Siete d’accordo con l’opinione dello storico dell’arte Alessandro Morandotti che sul Giornale dell’Arte sottolinea come oggi che l’arte contemporanea è in voga in tutto il mondo, e non si parla d’altro, fino alla nausea a Milano questa è diventata una vera e propria moda? Io personalmente sì.
L’arte contemporanea è diventata una moda all’interno della città grazie all’attenzione che alcuni protagonisti del mondo del calcio hanno destinato a questi fatti ormai di costume: gli artisti del pallone intervengono in qualità di colezionisti e galleristi. I calciatori proprio a Milano, cominciano ad aprire gallerie d’arte anzichè boutique e ristoranti come facevano negli anni passati. Nessuno fa il proprio mestiere, ma tra l’altro la dispersione di energie si nota nella mancanza delle realizzazioni pubbliche degne di nota all’interno della città.

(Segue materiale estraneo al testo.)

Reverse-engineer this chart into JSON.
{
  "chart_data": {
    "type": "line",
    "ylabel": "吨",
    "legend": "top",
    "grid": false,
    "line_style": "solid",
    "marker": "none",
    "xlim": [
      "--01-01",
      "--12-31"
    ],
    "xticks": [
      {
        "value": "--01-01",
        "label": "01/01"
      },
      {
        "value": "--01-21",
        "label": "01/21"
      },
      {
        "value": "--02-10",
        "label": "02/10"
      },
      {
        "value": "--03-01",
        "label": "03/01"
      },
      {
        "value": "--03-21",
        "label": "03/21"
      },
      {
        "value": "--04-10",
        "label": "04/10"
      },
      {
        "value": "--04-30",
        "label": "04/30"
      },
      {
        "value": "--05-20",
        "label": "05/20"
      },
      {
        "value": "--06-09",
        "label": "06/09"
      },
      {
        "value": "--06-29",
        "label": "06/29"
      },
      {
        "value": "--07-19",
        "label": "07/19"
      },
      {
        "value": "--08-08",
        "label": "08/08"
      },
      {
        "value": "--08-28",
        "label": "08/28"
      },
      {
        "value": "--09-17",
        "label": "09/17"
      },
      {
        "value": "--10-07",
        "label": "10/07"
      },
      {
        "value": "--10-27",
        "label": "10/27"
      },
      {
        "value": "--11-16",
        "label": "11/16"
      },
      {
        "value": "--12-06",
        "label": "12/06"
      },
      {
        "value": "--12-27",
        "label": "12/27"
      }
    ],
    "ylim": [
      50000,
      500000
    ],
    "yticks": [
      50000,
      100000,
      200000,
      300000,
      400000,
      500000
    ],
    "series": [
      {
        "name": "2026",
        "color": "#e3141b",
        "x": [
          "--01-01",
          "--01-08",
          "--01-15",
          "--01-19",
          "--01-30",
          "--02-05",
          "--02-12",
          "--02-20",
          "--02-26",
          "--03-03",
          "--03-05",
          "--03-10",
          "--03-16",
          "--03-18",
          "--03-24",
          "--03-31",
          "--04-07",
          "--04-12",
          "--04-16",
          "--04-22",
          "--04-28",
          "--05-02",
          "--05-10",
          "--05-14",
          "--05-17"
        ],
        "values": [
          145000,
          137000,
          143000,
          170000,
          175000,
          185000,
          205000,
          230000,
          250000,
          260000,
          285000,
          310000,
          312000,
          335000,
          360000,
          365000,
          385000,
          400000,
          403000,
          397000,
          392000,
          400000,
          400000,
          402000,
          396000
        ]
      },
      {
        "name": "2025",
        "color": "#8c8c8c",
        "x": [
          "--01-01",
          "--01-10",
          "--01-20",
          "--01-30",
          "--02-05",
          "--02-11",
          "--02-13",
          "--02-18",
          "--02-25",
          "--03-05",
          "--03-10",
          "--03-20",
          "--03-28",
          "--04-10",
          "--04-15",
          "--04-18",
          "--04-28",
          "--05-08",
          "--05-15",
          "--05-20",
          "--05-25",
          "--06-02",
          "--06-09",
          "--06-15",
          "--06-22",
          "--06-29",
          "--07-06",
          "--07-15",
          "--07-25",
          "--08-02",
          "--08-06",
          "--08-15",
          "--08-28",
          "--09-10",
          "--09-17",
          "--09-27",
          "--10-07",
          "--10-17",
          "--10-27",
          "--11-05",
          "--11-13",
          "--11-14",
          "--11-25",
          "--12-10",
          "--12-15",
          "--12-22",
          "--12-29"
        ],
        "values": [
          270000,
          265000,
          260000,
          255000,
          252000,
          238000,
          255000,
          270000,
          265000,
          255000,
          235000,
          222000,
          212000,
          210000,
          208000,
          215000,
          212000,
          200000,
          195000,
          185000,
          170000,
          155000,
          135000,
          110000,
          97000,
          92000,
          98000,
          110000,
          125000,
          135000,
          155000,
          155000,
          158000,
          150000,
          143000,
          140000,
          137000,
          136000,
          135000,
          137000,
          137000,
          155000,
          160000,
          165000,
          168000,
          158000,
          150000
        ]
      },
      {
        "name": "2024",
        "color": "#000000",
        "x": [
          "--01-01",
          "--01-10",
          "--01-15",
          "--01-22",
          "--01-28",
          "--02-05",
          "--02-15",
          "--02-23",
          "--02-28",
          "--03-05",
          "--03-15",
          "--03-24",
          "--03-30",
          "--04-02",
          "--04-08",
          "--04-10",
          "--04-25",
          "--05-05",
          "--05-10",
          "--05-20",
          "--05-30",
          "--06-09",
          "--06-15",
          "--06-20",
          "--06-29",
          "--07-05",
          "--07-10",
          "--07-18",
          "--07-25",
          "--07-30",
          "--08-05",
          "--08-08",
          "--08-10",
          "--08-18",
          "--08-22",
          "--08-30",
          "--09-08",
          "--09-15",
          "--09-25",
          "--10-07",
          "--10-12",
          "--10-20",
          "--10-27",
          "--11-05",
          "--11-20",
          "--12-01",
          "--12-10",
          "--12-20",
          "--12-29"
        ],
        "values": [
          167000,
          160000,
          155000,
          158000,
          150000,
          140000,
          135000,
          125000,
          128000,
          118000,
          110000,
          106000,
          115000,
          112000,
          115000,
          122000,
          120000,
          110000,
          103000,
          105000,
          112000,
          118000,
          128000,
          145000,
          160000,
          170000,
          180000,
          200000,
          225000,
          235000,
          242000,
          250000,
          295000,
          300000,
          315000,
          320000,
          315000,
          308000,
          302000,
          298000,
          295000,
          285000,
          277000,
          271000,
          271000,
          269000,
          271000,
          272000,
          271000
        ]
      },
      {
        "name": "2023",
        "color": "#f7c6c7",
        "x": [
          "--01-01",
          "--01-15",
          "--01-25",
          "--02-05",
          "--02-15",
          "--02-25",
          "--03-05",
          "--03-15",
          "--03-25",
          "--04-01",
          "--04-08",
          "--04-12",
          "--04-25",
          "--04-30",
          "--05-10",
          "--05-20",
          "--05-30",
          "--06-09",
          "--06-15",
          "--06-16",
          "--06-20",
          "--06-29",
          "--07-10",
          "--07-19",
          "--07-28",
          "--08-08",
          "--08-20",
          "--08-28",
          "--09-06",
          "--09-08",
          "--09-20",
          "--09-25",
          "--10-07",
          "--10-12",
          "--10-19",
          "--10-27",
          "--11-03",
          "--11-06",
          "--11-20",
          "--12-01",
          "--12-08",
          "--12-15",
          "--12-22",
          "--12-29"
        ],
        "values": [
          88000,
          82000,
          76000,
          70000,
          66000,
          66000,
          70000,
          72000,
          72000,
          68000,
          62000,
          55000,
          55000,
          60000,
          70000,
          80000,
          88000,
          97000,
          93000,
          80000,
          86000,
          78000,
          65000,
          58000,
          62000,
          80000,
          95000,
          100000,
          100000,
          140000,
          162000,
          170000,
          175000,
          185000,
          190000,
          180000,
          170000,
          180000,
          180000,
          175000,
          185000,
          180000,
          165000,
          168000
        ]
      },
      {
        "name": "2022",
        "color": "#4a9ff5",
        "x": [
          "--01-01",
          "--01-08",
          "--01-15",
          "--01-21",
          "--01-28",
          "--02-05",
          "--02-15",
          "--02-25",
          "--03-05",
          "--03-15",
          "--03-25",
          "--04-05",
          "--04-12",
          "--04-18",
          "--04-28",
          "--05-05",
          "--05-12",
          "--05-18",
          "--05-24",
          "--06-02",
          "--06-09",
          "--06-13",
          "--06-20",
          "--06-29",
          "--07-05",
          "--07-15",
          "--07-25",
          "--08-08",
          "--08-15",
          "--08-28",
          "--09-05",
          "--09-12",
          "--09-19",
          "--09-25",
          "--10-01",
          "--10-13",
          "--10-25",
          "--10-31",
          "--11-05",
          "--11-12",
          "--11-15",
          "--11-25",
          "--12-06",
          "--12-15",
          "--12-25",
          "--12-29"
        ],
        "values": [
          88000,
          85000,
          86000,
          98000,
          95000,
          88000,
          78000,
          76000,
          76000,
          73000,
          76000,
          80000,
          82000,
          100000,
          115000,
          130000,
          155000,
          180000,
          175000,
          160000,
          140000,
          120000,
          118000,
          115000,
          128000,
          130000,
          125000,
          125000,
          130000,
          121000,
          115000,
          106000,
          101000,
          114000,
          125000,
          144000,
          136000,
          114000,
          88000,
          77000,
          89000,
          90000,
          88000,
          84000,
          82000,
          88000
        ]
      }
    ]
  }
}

Infatti la tanto pubblicizzata realizzazione della Triennale Bovisa dedicata all’arte contemporanea e alla contemporaneità ha messo in campo in fretta e furia un capannone che sembra realizzato per una fiera di paese, e tutti lì a celebrare l’iniziativa subito di moda. Che cosa gli sarebbe costato realizzare un’architettura vera, coordinata con gli edifici davvero civili del vicino Politecnico Bovisa? Magari un po’ più di tempo di progettazione accurata, certo di mezzi economici, ma i soldi a Milano non vengono investiti in cultura, si sa.
Dopo le mostre “da casello a casello” - Dagli Impressionisti alle avanguardie, da Van Gogh a… - arrivano le mostre dai percorsi pluriennali. E così dopo l’apertura di Sequence One a Venezia, Milano risponde con Timer01.
La Triennale di Milano infatti ha organizzato e prodotto il progetto d’arte contemporanea TIMER. Il progetto dal percorso triennale nella sue prime edizioni avrà come tema l’artista e il suo essere nel mondo. La prima edizione Timer 01 ha come tema “Intimità/Intimacy” e affronta il rapporto che l’artista ha con se stesso nell’era della rivoluzione telematica. Tutte le opere in mostra sono realizzate dopo l’11 settembre 2001, data che ha segnato una svolta epocale e la vera entrata nel nuovo millennio. Timer si interroga così sullo spazio interiore nel nuovo contesto sociale che si è creato dopo l’attentato alle Torri gemelle, evidenzindo i fattori di crisi dell’occidente che hanno profondamente cambiato l’individuo nelle relazioni sociali. Trasformazione dei rapporti che si manifesta in maniera sottile nei linguaggi e nei temi affrontati dall’arte.
Il mio dubbio è se, e fino a che punto, avranno successo questo tipo di mostre sequenziali.